I’ve spent the last few years reporting on the potential of tenants using cash instead of cumbersome housing vouchers. The idea is that landlords might be much more likely to accept cash because it’s more convenient than working with housing authorities for vouchers and that cash could be easier and more dignified for the tenants to use, too. These new studies have done nothing to change my optimism about that idea. In fact, just last week, a new randomized controlled trial found that direct cash rental assistance sharply reduced forced moves and homelessness while improving housing quality.
It does seem like we’re getting further from the utopic Silicon Valley vision of UBI as a panacea against automation, but I, and many people, would say good riddance.
“In 2016 we jumped into this debate because we believe that UBI folks were really short-sighted about what cash could do,” Shafeka Hashash, the director of cash initiatives at the Economic Security Project, told me. “We knew that cash wasn’t going to be the total fix to the social safety net, and so we reached back to civil rights champions who still named guaranteed income, but who also knew that these other market fixes needed to be happening too.”

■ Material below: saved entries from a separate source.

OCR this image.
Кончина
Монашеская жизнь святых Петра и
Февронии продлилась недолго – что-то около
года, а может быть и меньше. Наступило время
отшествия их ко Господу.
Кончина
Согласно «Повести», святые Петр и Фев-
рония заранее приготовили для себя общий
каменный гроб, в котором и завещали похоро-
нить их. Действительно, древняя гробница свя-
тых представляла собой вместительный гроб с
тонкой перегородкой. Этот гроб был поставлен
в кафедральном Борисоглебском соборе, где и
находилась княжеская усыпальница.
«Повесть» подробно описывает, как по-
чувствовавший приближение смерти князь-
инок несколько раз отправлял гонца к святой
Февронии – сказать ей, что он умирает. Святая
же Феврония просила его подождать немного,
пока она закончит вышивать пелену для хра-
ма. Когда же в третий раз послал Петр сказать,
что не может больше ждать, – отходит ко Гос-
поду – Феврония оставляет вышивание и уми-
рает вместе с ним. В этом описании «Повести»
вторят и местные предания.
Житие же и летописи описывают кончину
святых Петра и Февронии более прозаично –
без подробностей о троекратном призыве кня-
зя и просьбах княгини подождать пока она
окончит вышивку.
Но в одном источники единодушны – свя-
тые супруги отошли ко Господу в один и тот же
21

Juliset, a single mother in New York City who participated in a two-year cash-transfer program when she was 25 and 26, said the aid made it possible for her to pay her energy bills, buy a crib and diapers, and get steady support for her daughter’s special needs.
“It’s not supposed to solve everything,” she told me. “I didn’t spend it on me, I didn’t spend it on going out, I used it for my bills and my kids. I had been really struggling and it got me through.”